People are responding in a multitude of ways.

This morning, Sara Bozich announced the cancellation of Harrisburg Beer Week, which was slated for late April. Also, the Millworks announced that it was closing until further notice. Midtown Cinema is closed, as are most arts venues.

Some places are making major adjustments, but trying to remain in operation.

So, as of this morning, Little Amps was doing only takeout from its State Street location. Elementary Coffee Co. shut down its North Street shop, but will happily deliver coffee beans right to you. Yellow Bird Cafe is encouraging takeout orders, as well.

Mangia Qui/Rubicon made the tough decision to close down their restaurants to patrons, but will offer curbside pickup and delivery. Would you like chef Qui Qui Musarra to cook for you specially? My answer is an emphatic yes.

Revolutionary War-era philosopher and author Thomas Paine once wrote, “These are the times that try men’s souls.”

No, this isn’t war, but it is a severe health emergency, now compounded by an economic crisis.

We’ve already been told how we can help mitigate the health component: social distancing, working from home.

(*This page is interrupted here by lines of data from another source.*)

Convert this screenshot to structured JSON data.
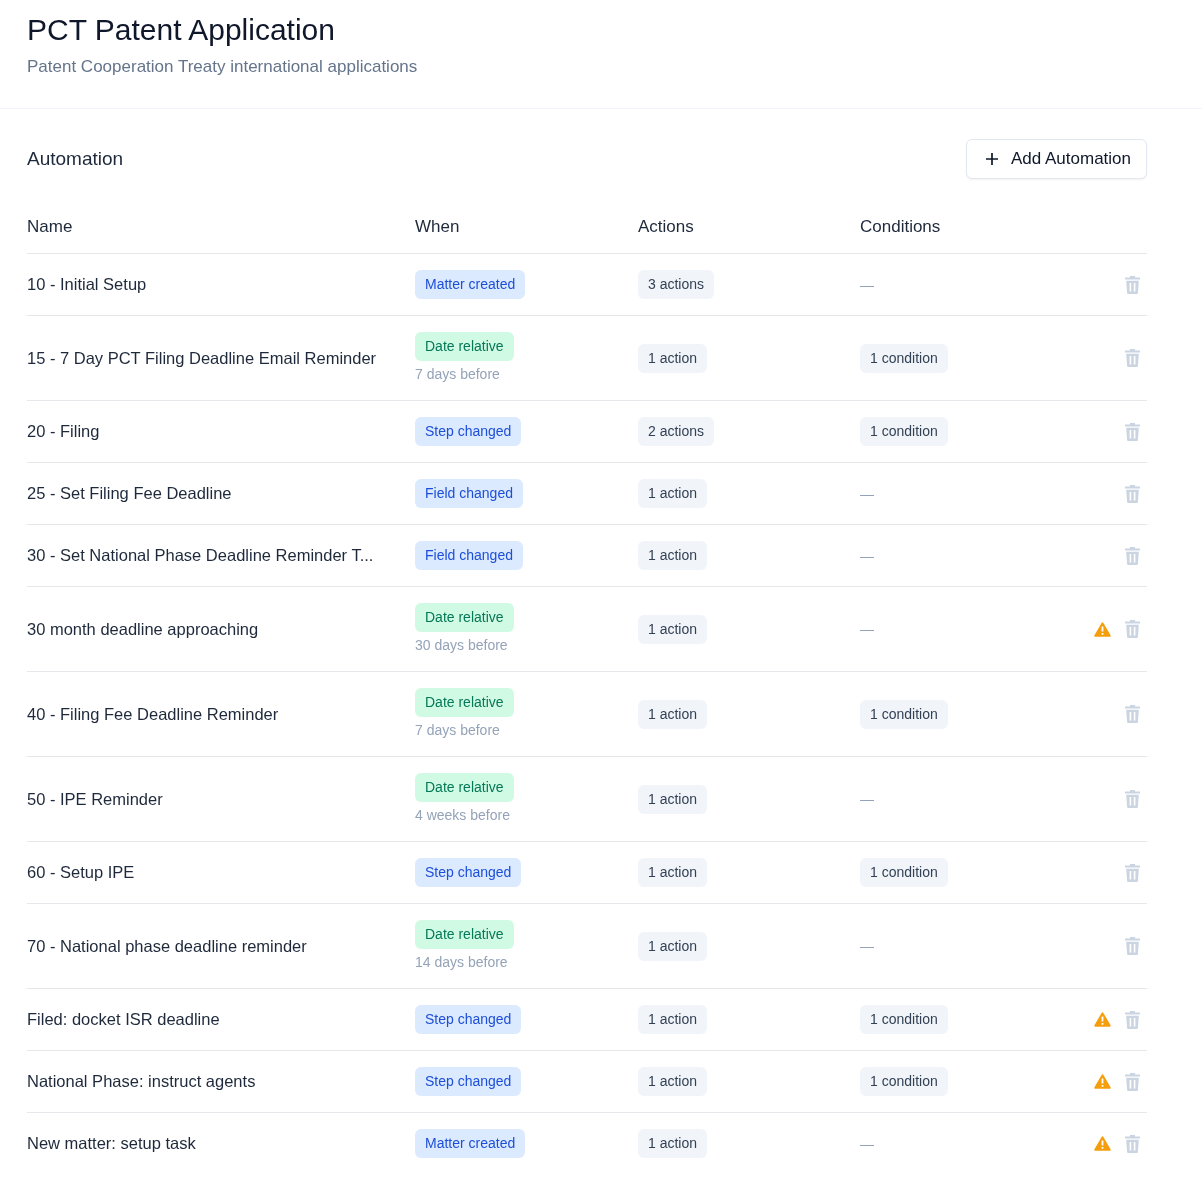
{
  "page": {
    "title": "PCT Patent Application",
    "subtitle": "Patent Cooperation Treaty international applications"
  },
  "automation": {
    "heading": "Automation",
    "add_button": "Add Automation"
  },
  "table": {
    "columns": [
      "Name",
      "When",
      "Actions",
      "Conditions"
    ],
    "rows": [
      {
        "name": "10 - Initial Setup",
        "trigger": {
          "kind": "event",
          "label": "Matter created"
        },
        "actions": "3 actions",
        "conditions": {
          "kind": "empty",
          "label": "—"
        },
        "warning": false
      },
      {
        "name": "15 - 7 Day PCT Filing Deadline Email Reminder",
        "trigger": {
          "kind": "relative",
          "label": "Date relative",
          "offset": "7 days before"
        },
        "actions": "1 action",
        "conditions": {
          "kind": "count",
          "label": "1 condition"
        },
        "warning": false
      },
      {
        "name": "20 - Filing",
        "trigger": {
          "kind": "event",
          "label": "Step changed"
        },
        "actions": "2 actions",
        "conditions": {
          "kind": "count",
          "label": "1 condition"
        },
        "warning": false
      },
      {
        "name": "25 - Set Filing Fee Deadline",
        "trigger": {
          "kind": "event",
          "label": "Field changed"
        },
        "actions": "1 action",
        "conditions": {
          "kind": "empty",
          "label": "—"
        },
        "warning": false
      },
      {
        "name": "30 - Set National Phase Deadline Reminder T...",
        "trigger": {
          "kind": "event",
          "label": "Field changed"
        },
        "actions": "1 action",
        "conditions": {
          "kind": "empty",
          "label": "—"
        },
        "warning": false
      },
      {
        "name": "30 month deadline approaching",
        "trigger": {
          "kind": "relative",
          "label": "Date relative",
          "offset": "30 days before"
        },
        "actions": "1 action",
        "conditions": {
          "kind": "empty",
          "label": "—"
        },
        "warning": true
      },
      {
        "name": "40 - Filing Fee Deadline Reminder",
        "trigger": {
          "kind": "relative",
          "label": "Date relative",
          "offset": "7 days before"
        },
        "actions": "1 action",
        "conditions": {
          "kind": "count",
          "label": "1 condition"
        },
        "warning": false
      },
      {
        "name": "50 - IPE Reminder",
        "trigger": {
          "kind": "relative",
          "label": "Date relative",
          "offset": "4 weeks before"
        },
        "actions": "1 action",
        "conditions": {
          "kind": "empty",
          "label": "—"
        },
        "warning": false
      },
      {
        "name": "60 - Setup IPE",
        "trigger": {
          "kind": "event",
          "label": "Step changed"
        },
        "actions": "1 action",
        "conditions": {
          "kind": "count",
          "label": "1 condition"
        },
        "warning": false
      },
      {
        "name": "70 - National phase deadline reminder",
        "trigger": {
          "kind": "relative",
          "label": "Date relative",
          "offset": "14 days before"
        },
        "actions": "1 action",
        "conditions": {
          "kind": "empty",
          "label": "—"
        },
        "warning": false
      },
      {
        "name": "Filed: docket ISR deadline",
        "trigger": {
          "kind": "event",
          "label": "Step changed"
        },
        "actions": "1 action",
        "conditions": {
          "kind": "count",
          "label": "1 condition"
        },
        "warning": true
      },
      {
        "name": "National Phase: instruct agents",
        "trigger": {
          "kind": "event",
          "label": "Step changed"
        },
        "actions": "1 action",
        "conditions": {
          "kind": "count",
          "label": "1 condition"
        },
        "warning": true
      },
      {
        "name": "New matter: setup task",
        "trigger": {
          "kind": "event",
          "label": "Matter created"
        },
        "actions": "1 action",
        "conditions": {
          "kind": "empty",
          "label": "—"
        },
        "warning": true
      }
    ]
  }
}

And now it’s up to us, as a community, to ensure that our small businesses survive this unfolding economic catastrophe. After all, not only do these businesses serve us everyday—and sometimes on a shoestring—but unlike larger corporations and chain stores, the owners often live right here. They’re our neighbors, too.

When this epidemic finally passes, we’ll need these talented, motivated people and their wonderful products to still be here with us, in our community.

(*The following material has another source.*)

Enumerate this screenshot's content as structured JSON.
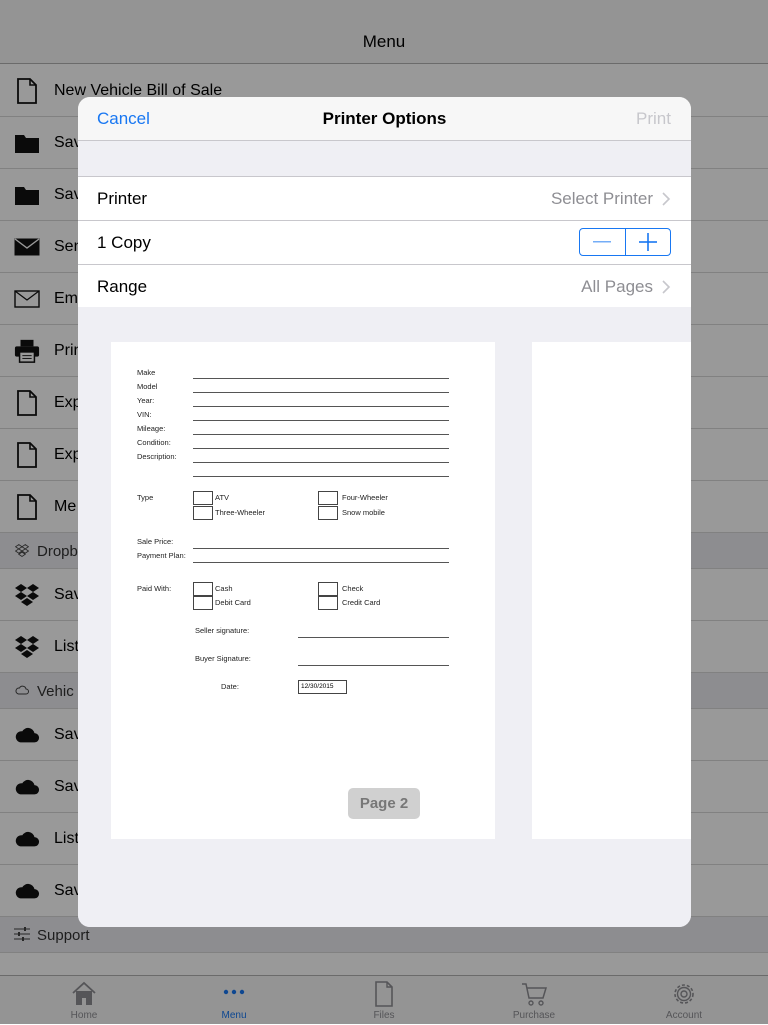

So, please redouble your commitment to patronizing these businesses. If you don’t feel comfortable going in person—or can’t—you still can help by:

  • Ordering in. Many businesses are doing delivery themselves or through a delivery service.
  • Picking up. In the Harrisburg area, many businesses will deliver right to your idling car.
  • Taking out gift cards. Spend now, buy later. You know you’ll eventually purchase Urban Churn’s incredible ice cream or the Millworks’ farm-to-table fare. So, front-load it, helping the cash flow of your favorite businesses in the process.
  • Some businesses will take direct contributions. These especially applies to arts groups like Gamut Theatre Co., Open Stage, Susquehanna Art Museum and Theatre Harrisburg, among others.

There are probably a hundred other ways to help. Go to your favorite businesses’ websites or social media pages or call them to find out what you can do to help ensure their survival.

Harrisburg, we are all in this together. We have to weather this crisis and come out the other end in good enough shape to rebuild. We can only accomplish this by each one of us asking, “What can I do? How can I help?”

Lawrance Binda is co-publisher/editor-in-chief of TheBurg.